You open your editor. You describe a task. You wait. You review. You tweak. You commit. Every AI coding tool on the market — Cursor, Claude Code, OpenAI's Codex — starts with the same ritual: a human types a prompt. The AI is fast, sure. But you are still the bottleneck. You're the one who has to context-switch from your issue tracker to your editor, frame the problem in natural language, and babysit the output. Your backlog isn't shrinking because every AI interaction costs you the one resource AI can't manufacture: your attention.

In the first ten days of April 2026, GitHub quietly rebuilt that entire loop — and removed you from the starting position.
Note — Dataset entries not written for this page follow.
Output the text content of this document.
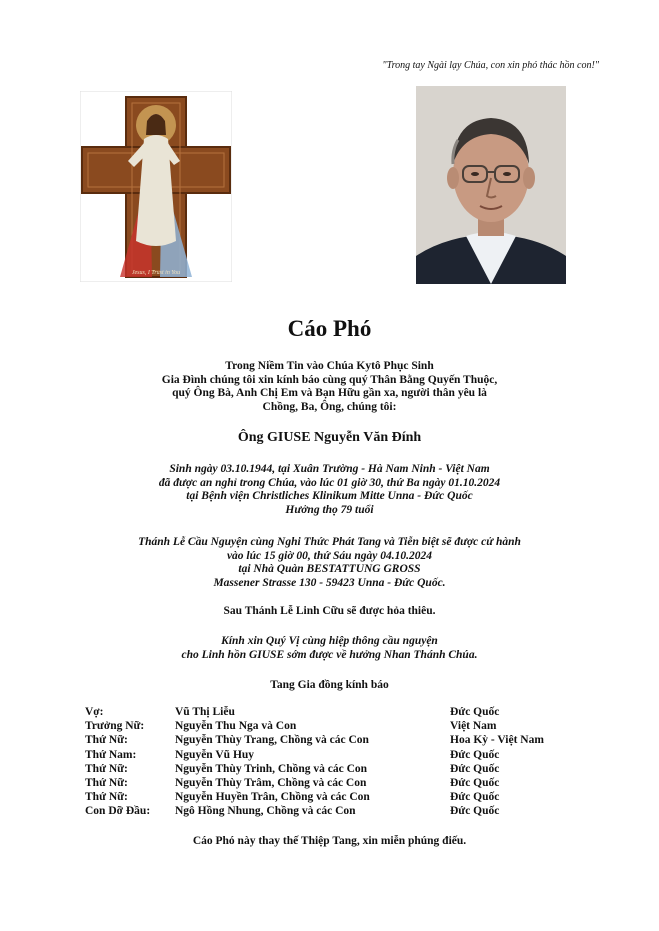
"Trong tay Ngài lạy Chúa, con xin phó thác hồn con!"
Jesus, I Trust in You
Cáo Phó
Trong Niềm Tin vào Chúa Kytô Phục Sinh
Gia Đình chúng tôi xin kính báo cùng quý Thân Bằng Quyến Thuộc,
quý Ông Bà, Anh Chị Em và Bạn Hữu gần xa, người thân yêu là
Chồng, Ba, Ông, chúng tôi:
Ông GIUSE Nguyễn Văn Đính
Sinh ngày 03.10.1944, tại Xuân Trường - Hà Nam Ninh - Việt Nam
đã được an nghỉ trong Chúa, vào lúc 01 giờ 30, thứ Ba ngày 01.10.2024
tại Bệnh viện Christliches Klinikum Mitte Unna - Đức Quốc
Hưởng thọ 79 tuổi
Thánh Lễ Cầu Nguyện cùng Nghi Thức Phát Tang và Tiễn biệt sẽ được cử hành
vào lúc 15 giờ 00, thứ Sáu ngày 04.10.2024
tại Nhà Quàn BESTATTUNG GROSS
Massener Strasse 130 - 59423 Unna - Đức Quốc.
Sau Thánh Lễ Linh Cữu sẽ được hỏa thiêu.
Kính xin Quý Vị cùng hiệp thông cầu nguyện
cho Linh hồn GIUSE sớm được về hưởng Nhan Thánh Chúa.
Tang Gia đồng kính báo
Vợ:	Vũ Thị Liễu	Đức Quốc
Trưởng Nữ:	Nguyễn Thu Nga và Con	Việt Nam
Thứ Nữ:	Nguyễn Thùy Trang, Chồng và các Con	Hoa Kỳ - Việt Nam
Thứ Nam:	Nguyễn Vũ Huy	Đức Quốc
Thứ Nữ:	Nguyễn Thùy Trinh, Chồng và các Con	Đức Quốc
Thứ Nữ:	Nguyễn Thùy Trâm, Chồng và các Con	Đức Quốc
Thứ Nữ:	Nguyễn Huyền Trân, Chồng và các Con	Đức Quốc
Con Dỡ Đầu:	Ngô Hồng Nhung, Chồng và các Con	Đức Quốc
Cáo Phó này thay thế Thiệp Tang, xin miễn phúng điếu.
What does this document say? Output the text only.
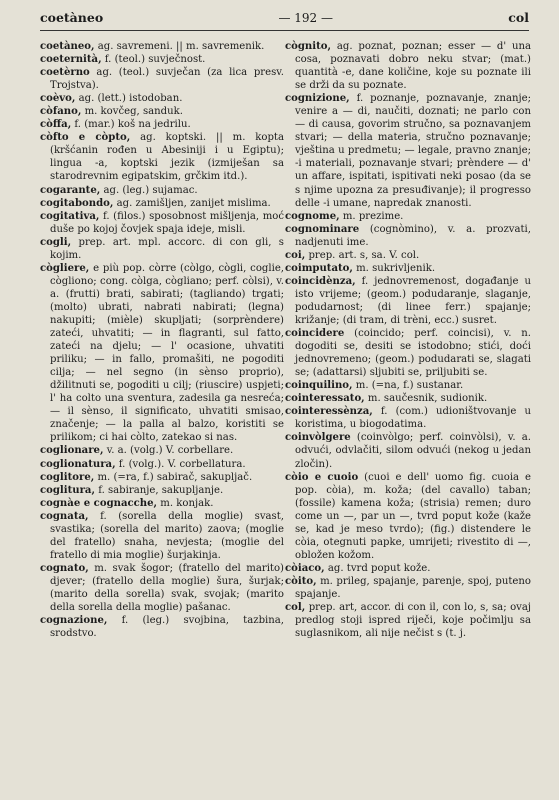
coetàneo	— 192 —	col

coetàneo, ag. savremeni. || m. savremenik.

coeternità, f. (teol.) suvječnost.

coetèrno ag. (teol.) suvječan (za lica presv. Trojstva).

coèvo, ag. (lett.) istodoban.

còfano, m. kovčeg, sanduk.

còffa, f. (mar.) koš na jedrilu.

còfto e còpto, ag. koptski. || m. kopta (kršćanin rođen u Abesiniji i u Egiptu); lingua -a, koptski jezik (izmiješan sa starodrevnim egipatskim, grčkim itd.).

cogarante, ag. (leg.) sujamac.

cogitabondo, ag. zamišljen, zanijet mislima.

cogitativa, f. (filos.) sposobnost mišljenja, moć duše po kojoj čovjek spaja ideje, misli.

cogli, prep. art. mpl. accorc. di con gli, s kojim.

cògliere, e più pop. còrre (còlgo, cògli, coglie, cògliono; cong. còlga, cògliano; perf. còlsi), v. a. (frutti) brati, sabirati; (tagliando) trgati; (molto) ubrati, nabrati nabirati; (legna) nakupiti; (mièle) skupljati; (sorprèndere) zateći, uhvatiti; — in flagranti, sul fatto, zateći na djelu; — l' ocasione, uhvatiti priliku; — in fallo, promašiti, ne pogoditi cilja; — nel segno (in sènso proprio), džilitnuti se, pogoditi u cilj; (riuscire) uspjeti; l' ha colto una sventura, zadesila ga nesreća; — il sènso, il significato, uhvatiti smisao, značenje; — la palla al balzo, koristiti se prilikom; ci hai còlto, zatekao si nas.

coglionare, v. a. (volg.) V. corbellare.

coglionatura, f. (volg.). V. corbellatura.

coglitore, m. (=ra, f.) sabirač, sakupljač.

coglitura, f. sabiranje, sakupljanje.

cognàe e cognacche, m. konjak.

cognata, f. (sorella della moglie) svast, svastika; (sorella del marito) zaova; (moglie del fratello) snaha, nevjesta; (moglie del fratello di mia moglie) šurjakinja.

cognato, m. svak šogor; (fratello del marito) djever; (fratello della moglie) šura, šurjak; (marito della sorella) svak, svojak; (marito della sorella della moglie) pašanac.

cognazione, f. (leg.) svojbina, tazbina, srodstvo.

cògnito, ag. poznat, poznan; esser — d' una cosa, poznavati dobro neku stvar; (mat.) quantità -e, dane količine, koje su poznate ili se drži da su poznate.

cognizione, f. poznanje, poznavanje, znanje; venire a — di, naučiti, doznati; ne parlo con — di causa, govorim stručno, sa poznavanjem stvari; — della materia, stručno poznavanje; vještina u predmetu; — legale, pravno znanje; -i materiali, poznavanje stvari; prèndere — d' un affare, ispitati, ispitivati neki posao (da se s njime upozna za presuđivanje); il progresso delle -i umane, napredak znanosti.

cognome, m. prezime.

cognominare (cognòmino), v. a. prozvati, nadjenuti ime.

coi, prep. art. s, sa. V. col.

coimputato, m. sukrivljenik.

coincidènza, f. jednovremenost, događanje u isto vrijeme; (geom.) podudaranje, slaganje, podudarnost; (di linee ferr.) spajanje; križanje; (di tram, di trèni, ecc.) susret.

coincidere (coincido; perf. coincisi), v. n. dogoditi se, desiti se istodobno; stići, doći jednovremeno; (geom.) podudarati se, slagati se; (adattarsi) sljubiti se, priljubiti se.

coinquilino, m. (=na, f.) sustanar.

cointeressato, m. saučesnik, sudionik.

cointeressènza, f. (com.) udioništvovanje u koristima, u biogodatima.

coinvòlgere (coinvòlgo; perf. coinvòlsi), v. a. odvući, odvlačiti, silom odvući (nekog u jedan zločin).

còio e cuoio (cuoi e dell' uomo fig. cuoia e pop. còia), m. koža; (del cavallo) taban; (fossile) kamena koža; (strisia) remen; duro come un —, par un —, tvrd poput kože (kaže se, kad je meso tvrdo); (fig.) distendere le còia, otegnuti papke, umrijeti; rivestito di —, obložen kožom.

còiaco, ag. tvrd poput kože.

còito, m. prileg, spajanje, parenje, spoj, puteno spajanje.

col, prep. art, accor. di con il, con lo, s, sa; ovaj predlog stoji ispred riječi, koje počimlju sa suglasnikom, ali nije nečist s (t. j.
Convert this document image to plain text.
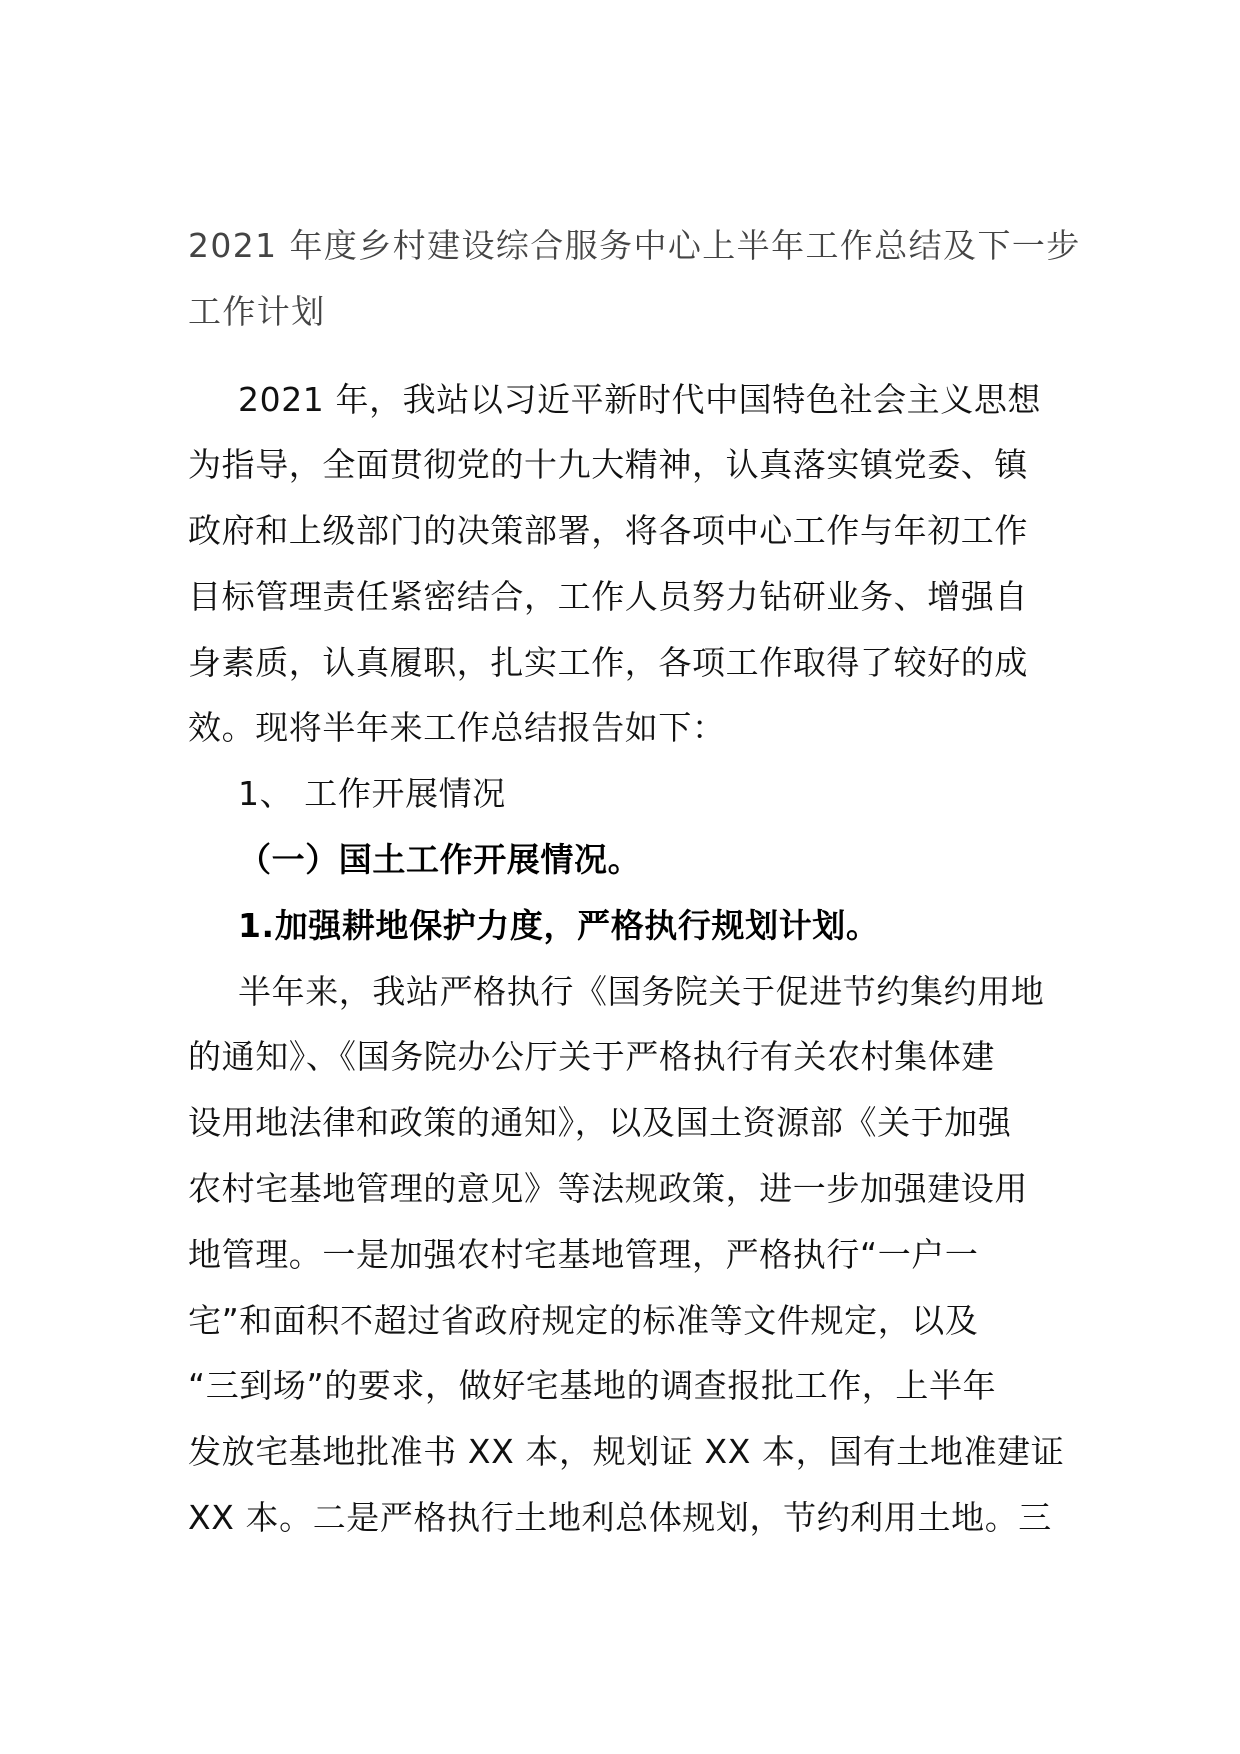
2021 年度乡村建设综合服务中心上半年工作总结及下一步
工作计划
2021 年，我站以习近平新时代中国特色社会主义思想
为指导，全面贯彻党的十九大精神，认真落实镇党委、镇
政府和上级部门的决策部署，将各项中心工作与年初工作
目标管理责任紧密结合，工作人员努力钻研业务、增强自
身素质，认真履职，扎实工作，各项工作取得了较好的成
效。现将半年来工作总结报告如下：
1、 工作开展情况
（一）国土工作开展情况。
1.加强耕地保护力度，严格执行规划计划。
半年来，我站严格执行《国务院关于促进节约集约用地
的通知》、《国务院办公厅关于严格执行有关农村集体建
设用地法律和政策的通知》，以及国土资源部《关于加强
农村宅基地管理的意见》等法规政策，进一步加强建设用
地管理。一是加强农村宅基地管理，严格执行“一户一
宅”和面积不超过省政府规定的标准等文件规定，以及
“三到场”的要求，做好宅基地的调查报批工作，上半年
发放宅基地批准书 XX 本，规划证 XX 本，国有土地准建证
XX 本。二是严格执行土地利总体规划，节约利用土地。三
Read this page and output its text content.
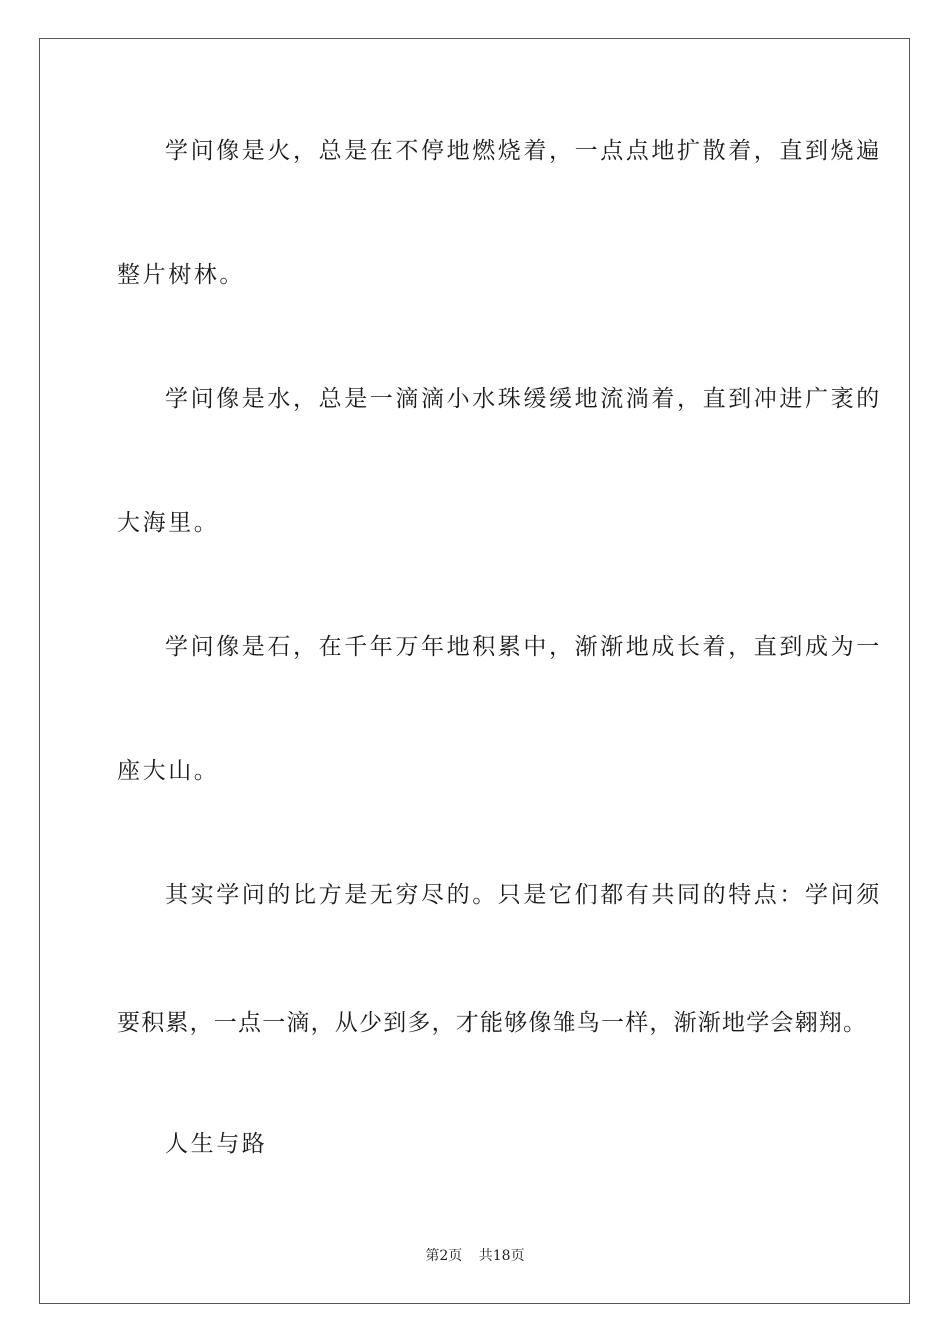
学问像是火，总是在不停地燃烧着，一点点地扩散着，直到烧遍
整片树林。
学问像是水，总是一滴滴小水珠缓缓地流淌着，直到冲进广袤的
大海里。
学问像是石，在千年万年地积累中，渐渐地成长着，直到成为一
座大山。
其实学问的比方是无穷尽的。只是它们都有共同的特点：学问须
要积累，一点一滴，从少到多，才能够像雏鸟一样，渐渐地学会翱翔。
人生与路
第2页 共18页
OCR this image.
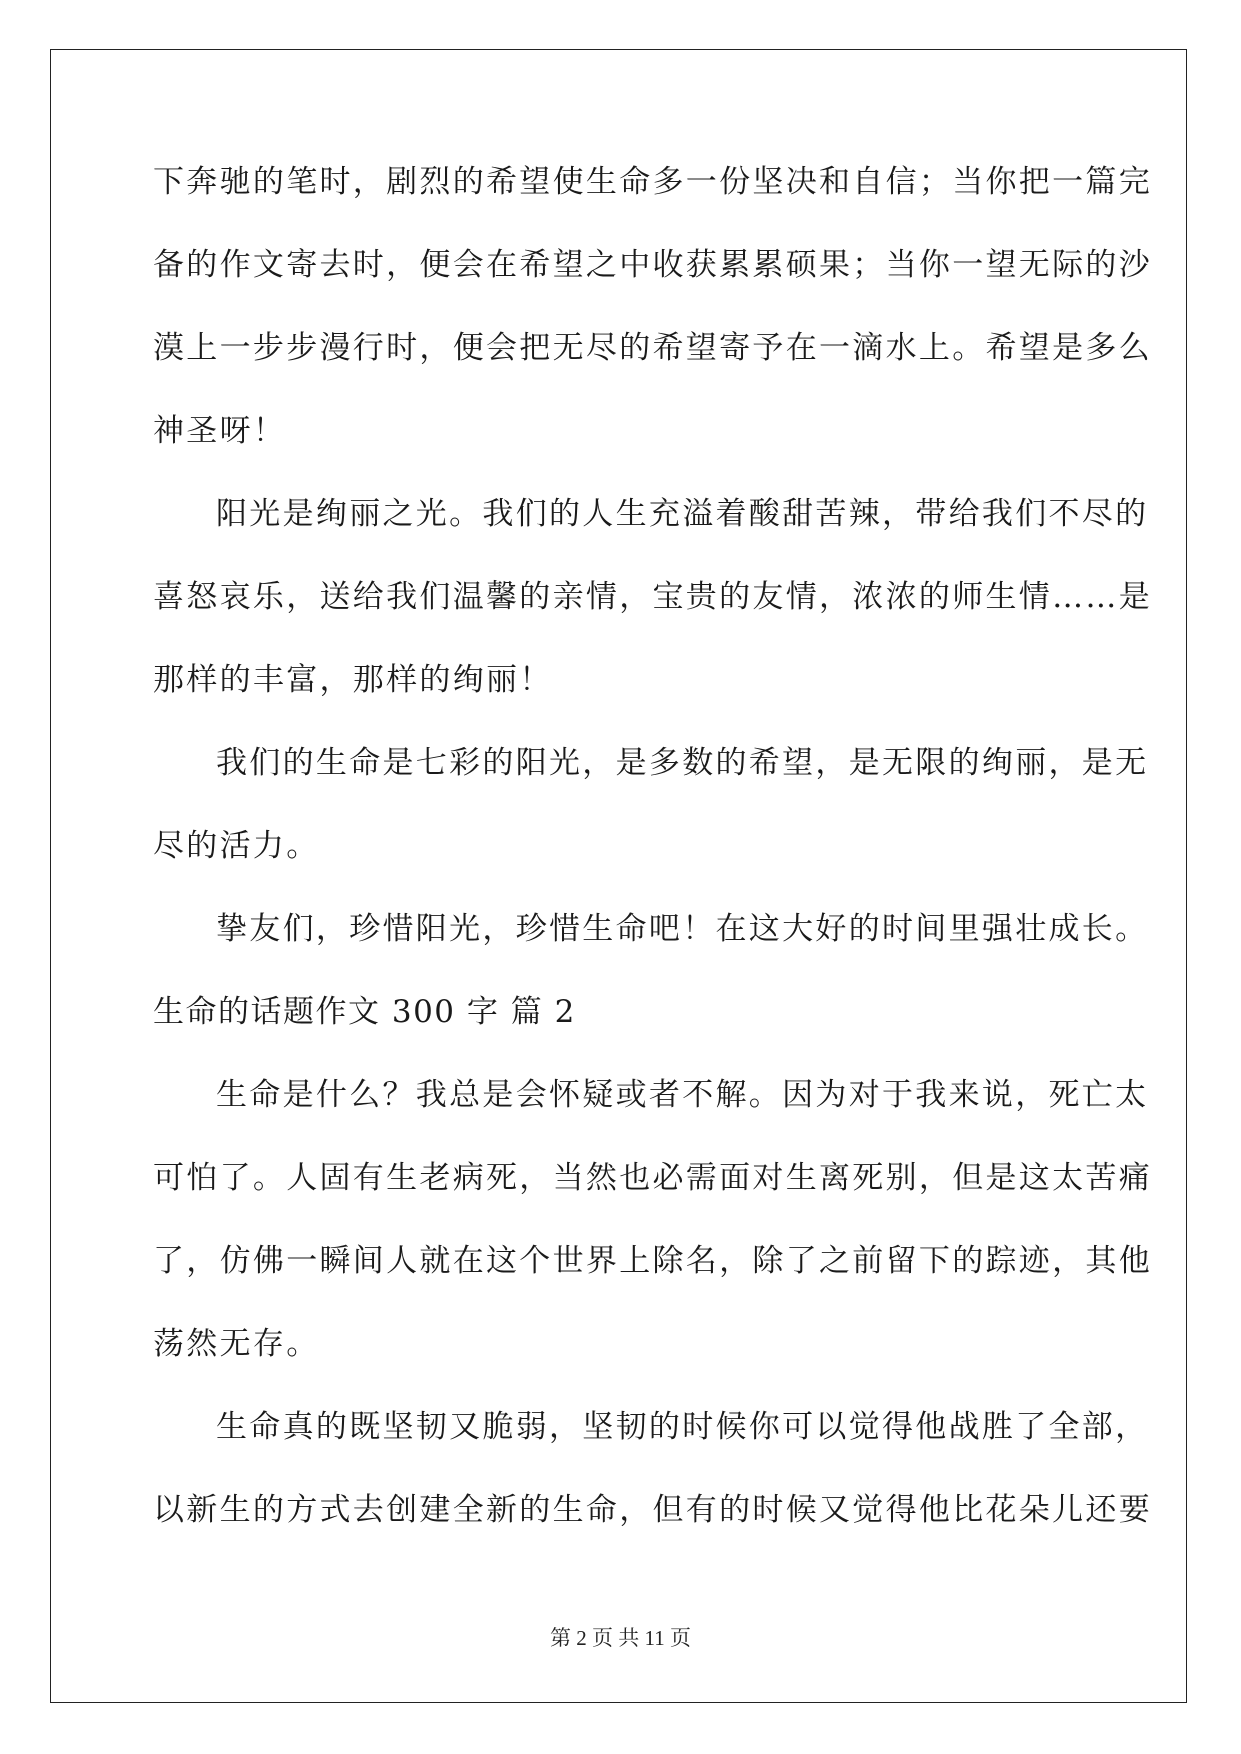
下奔驰的笔时，剧烈的希望使生命多一份坚决和自信；当你把一篇完
备的作文寄去时，便会在希望之中收获累累硕果；当你一望无际的沙
漠上一步步漫行时，便会把无尽的希望寄予在一滴水上。希望是多么
神圣呀！
阳光是绚丽之光。我们的人生充溢着酸甜苦辣，带给我们不尽的
喜怒哀乐，送给我们温馨的亲情，宝贵的友情，浓浓的师生情……是
那样的丰富，那样的绚丽！
我们的生命是七彩的阳光，是多数的希望，是无限的绚丽，是无
尽的活力。
挚友们，珍惜阳光，珍惜生命吧！在这大好的时间里强壮成长。
生命的话题作文 300 字 篇 2
生命是什么？我总是会怀疑或者不解。因为对于我来说，死亡太
可怕了。人固有生老病死，当然也必需面对生离死别，但是这太苦痛
了，仿佛一瞬间人就在这个世界上除名，除了之前留下的踪迹，其他
荡然无存。
生命真的既坚韧又脆弱，坚韧的时候你可以觉得他战胜了全部，
以新生的方式去创建全新的生命，但有的时候又觉得他比花朵儿还要
第 2 页 共 11 页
On April 1, GitHub rebranded its "Copilot coding agent" to Copilot cloud agent and expanded it beyond pull requests. The agent can now work on branches independently, research a codebase before touching anything, and generate implementation plans before writing a single line. On April 3, GitHub added organization-level runner controls — letting admins set default infrastructure for the agent across every repo and lock it down so individual teams can't override. Same day: cryptographic commit signing, meaning every agent commit now shows a "Verified" badge, which unblocks repos that require signed commits as a security policy. On April 8, the whole thing landed on GitHub Mobile. You can now assign an issue to @copilot from your phone on the subway and get a ready-to-review pull request by the time you reach the office.

Six changelog entries in ten days. That's not a feature launch — that's a platform buildout.

The architectural fork nobody's talking about

Here's why this matters more than any model benchmark. Every other coding agent is prompt-driven: you open Cursor, you type what you want, Cursor does it. You invoke Claude Code in a terminal and describe the task. You queue a job in Codex's cloud dashboard. In every case, a human initiates the interaction.

Copilot's cloud agent is event-driven. You assign @copilot to a GitHub Issue — that's it. The agent reads the issue description, breaks it into a checklist, opens a branch, writes code, pushes iterative commits, runs your automated tests and linters, and opens a pull request requesting human review. No editor session. No terminal. No prompt. The issue itself is the prompt.

The difference isn't the model powering the agent. GitHub routes to the same OpenAI and Anthropic models that competitors use. The difference is workflow position. Issues, pull requests, Actions, code review, and the repository itself are all GitHub surfaces. Copilot doesn't need an integration layer because it already lives inside the system of record. It's not connecting to your workflow — it is your workflow.

The price of removing the human trigger

But let's not pretend this is all upside.

Event-driven agents create a new problem: review fatigue. When a human assigns ten low-priority issues to @copilot on a Monday morning, those PRs land in the review queue whether or not the team has bandwidth to process them. Autonomous output volume can overwhelm review capacity faster than it shrinks the backlog. You traded one bottleneck — prompting — for another: reviewing code you didn't ask for in the moment it arrives.

GitHub seems aware of the pressure. On April 10, it enforced new rate limits for Pro+ users, citing "an increase in patterns of high concurrency and intense usage." It also retired the Opus 4.6 Fast model immediately and paused new free trial signups due to abuse. Translation: people discovered the autonomous coding loop and flooded it.

Meanwhile, Cursor isn't standing still. On April 2, Cursor 3 launched with parallel agent orchestration — multiple agents working on refactoring, testing, and docs simultaneously — plus a dedicated "Agents Window" for managing multi-step projects. It's prompt-driven, yes, but the prompt interface got dramatically more powerful.

What this means for you

If your team already lives on GitHub — issues, PRs, Actions, the whole stack — Copilot's cloud agent is the lowest-friction path to autonomous coding today. No new tool to install. No new interface to learn. Assign an issue, review a PR. The agent works within the governance model your org already enforces: branch protection rules, required reviews, signed commits, runner policies.

If you value model choice, fine-grained control over what the agent does at each step, or you simply don't trust code you didn't explicitly request — prompt-driven tools like Cursor 3 or Claude Code give you more transparency and tighter feedback loops.

Both approaches will coexist. But the direction is clear.

The prompt was the last human bottleneck

For three years, we optimized AI coding around better prompts. Clearer instructions. Richer context windows — the amount of text the AI holds in working memory. Smarter autocomplete. All of it assumed the human presses the first button.

GitHub removed the button. The developer's primary job just shifted — quietly, across six changelog entries in ten days — from "tell the AI what to build" to "review what the AI already built."

Whether that's liberation or a new kind of hell depends entirely on how good your code review process is. And if you've ever worked on a team with a 200-PR backlog... well. You already know the answer.